My dad has cancer…what should I tell him or what should i say to him?
I need some advice. Today my sister told me that my dad has a prostate cancer and he will be going for surgery within 3 weeks. I havent spoke to my dad since she told me..i just dont know what to tell him and what to say. I have never been in this situation before i have never lost anyone and nobody close to me has ever gotten sick..sorry if question is long but what do you think i should say to him?
I am so sorry you (and your family, especially your dad) are going through this.
First of all, you have to realize that cancer is NOT the death sentence that it once was. There are many effective treatments including surgery, chemotherapy and radiation. You need to digest this information first and not jump to the worst case scenario; your dad's cancer might be in a very early and treatable stage.
A lot depends on how close you and your dad are. Both geographically and emotionally. Do you live in the same town? Do the two of you usually have problems communicating?
I have lost several family members to various illnesses. First my dad when I was very young. Then, my brother , my sister and my mom. The best advice I can give you is to just go see your dad…(it's Father's Day tomorrow, after all). If you can't go see him, call him. If you find it difficult to call or see him right now, just write him a letter. Not an email…a real letter. Just spill out your heart to him (not sentencing him to die). That is the most important thing in a family when experiencing this type of situation……honesty, trust and knowing that the person will be there through whatever is to come.
If you call or visit, start out by just saying, "dad, _______ told me about the cancer. I just want you to know, I love you and I'm ready to be here to help you in whatever way I can." BE HONEST. Tell him you are scared ….he's your dad, he will know it anyway. Tell him you don't know how to act or what to say. Let him take the lead.

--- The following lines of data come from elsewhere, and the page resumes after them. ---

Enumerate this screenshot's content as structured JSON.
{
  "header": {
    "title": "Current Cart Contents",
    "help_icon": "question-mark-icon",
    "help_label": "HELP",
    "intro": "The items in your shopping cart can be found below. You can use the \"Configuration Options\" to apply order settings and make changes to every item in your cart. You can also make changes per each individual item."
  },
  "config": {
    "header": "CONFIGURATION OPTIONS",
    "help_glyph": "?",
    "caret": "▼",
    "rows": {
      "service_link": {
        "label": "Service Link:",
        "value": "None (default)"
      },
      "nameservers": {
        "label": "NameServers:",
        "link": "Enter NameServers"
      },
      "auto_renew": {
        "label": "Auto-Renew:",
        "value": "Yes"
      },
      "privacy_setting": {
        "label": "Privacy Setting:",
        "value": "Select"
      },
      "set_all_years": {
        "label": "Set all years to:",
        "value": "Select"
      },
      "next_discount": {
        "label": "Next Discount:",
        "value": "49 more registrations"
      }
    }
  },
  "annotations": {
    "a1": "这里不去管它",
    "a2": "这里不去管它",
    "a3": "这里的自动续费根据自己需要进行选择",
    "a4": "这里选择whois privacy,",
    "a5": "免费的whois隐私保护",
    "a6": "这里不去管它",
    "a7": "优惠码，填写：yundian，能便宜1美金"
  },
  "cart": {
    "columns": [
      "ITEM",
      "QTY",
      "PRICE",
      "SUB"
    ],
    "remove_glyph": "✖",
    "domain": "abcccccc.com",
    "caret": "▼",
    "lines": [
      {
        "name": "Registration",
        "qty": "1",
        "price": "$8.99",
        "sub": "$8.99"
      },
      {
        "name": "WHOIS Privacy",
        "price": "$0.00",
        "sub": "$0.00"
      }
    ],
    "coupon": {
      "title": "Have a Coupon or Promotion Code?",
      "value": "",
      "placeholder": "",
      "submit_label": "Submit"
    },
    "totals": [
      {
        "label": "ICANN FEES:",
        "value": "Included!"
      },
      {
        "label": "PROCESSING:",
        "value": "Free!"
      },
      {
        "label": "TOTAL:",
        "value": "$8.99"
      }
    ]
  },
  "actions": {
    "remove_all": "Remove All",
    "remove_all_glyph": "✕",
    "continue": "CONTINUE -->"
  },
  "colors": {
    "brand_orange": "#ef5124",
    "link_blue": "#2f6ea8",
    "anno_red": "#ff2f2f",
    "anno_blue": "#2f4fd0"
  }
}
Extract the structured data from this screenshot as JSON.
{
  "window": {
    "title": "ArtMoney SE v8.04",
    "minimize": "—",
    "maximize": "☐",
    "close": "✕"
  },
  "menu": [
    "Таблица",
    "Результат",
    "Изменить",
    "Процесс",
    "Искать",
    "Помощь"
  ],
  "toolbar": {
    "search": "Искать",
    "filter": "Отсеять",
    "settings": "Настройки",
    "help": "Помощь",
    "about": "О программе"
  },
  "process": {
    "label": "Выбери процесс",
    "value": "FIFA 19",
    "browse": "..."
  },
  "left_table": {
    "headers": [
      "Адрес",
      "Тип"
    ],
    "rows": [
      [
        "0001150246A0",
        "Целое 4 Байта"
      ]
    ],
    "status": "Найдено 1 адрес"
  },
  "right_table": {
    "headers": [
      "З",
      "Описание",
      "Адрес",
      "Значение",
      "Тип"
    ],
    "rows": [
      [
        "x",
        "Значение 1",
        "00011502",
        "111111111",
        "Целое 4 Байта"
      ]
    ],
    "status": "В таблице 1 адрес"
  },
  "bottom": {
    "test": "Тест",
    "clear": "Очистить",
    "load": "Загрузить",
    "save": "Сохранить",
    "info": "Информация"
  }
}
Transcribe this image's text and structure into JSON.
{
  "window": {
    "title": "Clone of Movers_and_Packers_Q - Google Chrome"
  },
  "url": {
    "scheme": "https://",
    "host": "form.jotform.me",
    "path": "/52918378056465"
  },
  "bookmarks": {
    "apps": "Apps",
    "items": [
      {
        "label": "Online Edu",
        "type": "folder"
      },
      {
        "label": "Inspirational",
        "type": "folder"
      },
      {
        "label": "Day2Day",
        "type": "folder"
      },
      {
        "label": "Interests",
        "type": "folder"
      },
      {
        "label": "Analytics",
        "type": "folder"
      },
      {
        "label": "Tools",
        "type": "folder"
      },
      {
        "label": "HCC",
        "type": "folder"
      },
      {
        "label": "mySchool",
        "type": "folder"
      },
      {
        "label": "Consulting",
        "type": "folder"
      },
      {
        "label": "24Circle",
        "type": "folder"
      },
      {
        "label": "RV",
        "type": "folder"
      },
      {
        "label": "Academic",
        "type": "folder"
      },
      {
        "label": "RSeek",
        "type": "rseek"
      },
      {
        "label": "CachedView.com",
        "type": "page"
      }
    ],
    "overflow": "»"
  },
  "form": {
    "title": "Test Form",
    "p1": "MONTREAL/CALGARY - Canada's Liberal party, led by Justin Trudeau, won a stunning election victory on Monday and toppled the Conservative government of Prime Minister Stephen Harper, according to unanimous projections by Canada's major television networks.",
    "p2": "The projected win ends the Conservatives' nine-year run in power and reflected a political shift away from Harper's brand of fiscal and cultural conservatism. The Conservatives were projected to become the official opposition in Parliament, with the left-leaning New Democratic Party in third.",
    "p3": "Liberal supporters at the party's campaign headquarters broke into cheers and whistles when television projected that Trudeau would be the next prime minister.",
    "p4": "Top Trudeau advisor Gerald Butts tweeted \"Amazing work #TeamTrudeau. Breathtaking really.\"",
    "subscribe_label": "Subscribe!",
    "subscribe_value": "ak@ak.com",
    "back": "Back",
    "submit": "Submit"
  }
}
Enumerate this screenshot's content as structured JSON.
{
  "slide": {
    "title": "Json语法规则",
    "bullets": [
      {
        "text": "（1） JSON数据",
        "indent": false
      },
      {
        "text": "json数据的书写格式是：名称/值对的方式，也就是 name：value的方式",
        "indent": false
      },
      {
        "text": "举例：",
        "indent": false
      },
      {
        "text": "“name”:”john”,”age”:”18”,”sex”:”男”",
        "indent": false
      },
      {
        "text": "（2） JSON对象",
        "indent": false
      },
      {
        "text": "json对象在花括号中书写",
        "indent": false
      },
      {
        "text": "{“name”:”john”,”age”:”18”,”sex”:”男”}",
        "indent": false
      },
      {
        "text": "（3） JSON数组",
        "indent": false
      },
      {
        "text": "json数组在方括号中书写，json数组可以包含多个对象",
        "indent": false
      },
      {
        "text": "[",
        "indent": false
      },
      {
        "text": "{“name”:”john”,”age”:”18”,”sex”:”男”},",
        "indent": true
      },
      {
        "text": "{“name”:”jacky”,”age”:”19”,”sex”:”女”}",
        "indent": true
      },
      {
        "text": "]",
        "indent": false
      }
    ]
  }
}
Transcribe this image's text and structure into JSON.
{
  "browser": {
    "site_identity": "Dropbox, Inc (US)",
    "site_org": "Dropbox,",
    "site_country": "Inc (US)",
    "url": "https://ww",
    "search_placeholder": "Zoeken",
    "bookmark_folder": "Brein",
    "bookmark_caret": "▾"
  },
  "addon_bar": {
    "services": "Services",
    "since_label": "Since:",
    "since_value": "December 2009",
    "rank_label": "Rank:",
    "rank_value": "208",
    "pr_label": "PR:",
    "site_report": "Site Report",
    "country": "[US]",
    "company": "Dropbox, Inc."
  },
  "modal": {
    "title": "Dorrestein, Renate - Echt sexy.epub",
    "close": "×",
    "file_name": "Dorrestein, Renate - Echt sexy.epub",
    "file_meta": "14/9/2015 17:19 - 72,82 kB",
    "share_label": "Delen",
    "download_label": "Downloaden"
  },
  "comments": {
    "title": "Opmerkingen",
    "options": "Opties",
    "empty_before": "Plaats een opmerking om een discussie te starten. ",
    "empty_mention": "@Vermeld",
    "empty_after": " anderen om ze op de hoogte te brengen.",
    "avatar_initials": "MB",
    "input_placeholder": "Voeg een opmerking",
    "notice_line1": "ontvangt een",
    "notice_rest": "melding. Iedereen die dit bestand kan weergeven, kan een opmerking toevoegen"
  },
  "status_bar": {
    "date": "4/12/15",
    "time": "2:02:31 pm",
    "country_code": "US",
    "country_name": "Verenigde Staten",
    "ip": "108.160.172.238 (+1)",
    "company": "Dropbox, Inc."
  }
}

I can tell you from experience, keeping it quiet and NOT talking about it is the worst thing you can do….unless he doesn't want to talk about it. He, too, may need to come to grips with the situation. But give him the choice. Let him know you will always be his little girl but you are ready to grow up and be strong for him…..to talk to, to watch tv with, to play Monopoly with… cook for him, clean for him…whatever he needs.
All he really needs to know is that you love him. Human instinct is to be scared, it is nothing to be ashamed of or try to hide from him.
In losing my loved ones, I have few regrets, because throughout their illnesses, each one of them knew I was there for them and I loved them. It was hard to talk about "the tough stuff" but if you don't, you will regret it.
Best of luck. You will all be in my prayers.
i know exactly how you feel. i found out a month ago that my father has lung cancer. then a few weeks later, i found out that it spread to his brain. i call him every day, and i just ask how he's feeling and how his treatment is going. i really don't know what to say to him. i'm so scared every time i call that someone is going to answer and tell me that something happened and he's in the hospital. or he passed away. i just wanted to let you know, if you ever need someone to talk to, you can talk to me, because i know sometimes i need someone to talk to. and other people just don't understand because they've never been in a situation like this.
you don't need to say much. just be there for him, especially on the day of the surgery, to show your support. don't let him see you cry or don't let him see that you're upset & worried about him. he needs support and strength now. no one wants to see other people pity them. treat him normally but let your gestures show that you care. if it's possible, go to your parents' house & be available to help your mom around the house. she needs support, too. to help yourself cope through these difficult times, you could join a support group. you could also talk to people who had the same experience as you did [see la dolce vita's answer to your question. :). ]
im sorry to hear about that, but wouldnt your dad already know first?
maybe sit him down by himself at a good time and say something like "look dad, we all love you very much and were going to support you through out this whole thing, im really sorry but you have prostate cancer"
i dont know, ive never been in this situation before either, good luck.
Just talk to him how you usually talk to him. He isn't dying. Let him know you love him and are thinking about him. If your mom and dad are still together, you might offer to be at the hospital with your mom while your dad is in surgery to give her moral support.
My dad has cancer too. im only 12… and dont worry ur not alone. Ok what i did was just treat him like normal when u c him, but be extra carefull, and when u c him after surgery, dont touch him (hug him or anything) unless he wants u to. I tryed… and i ended up herting him…
im sorry
good luck
Say "I'm sorry Dad. I hate this. I will do all that I can do to help you. I love you"
He knows you don't know what to say. He will understand
There really isn't much to say…cancer is a sad situation….I was just at a Relay for Life event last night….all you can do is encourage him that everything will be fine and that he can beat cancer
Talk to him, ask what stage cancer, just because you have cancer doesnt mean you are going to die.
Google Prostate cancer and find out what is going to take place.
just call him. i guess you aren't living with him? just call him and tell him you are there for him.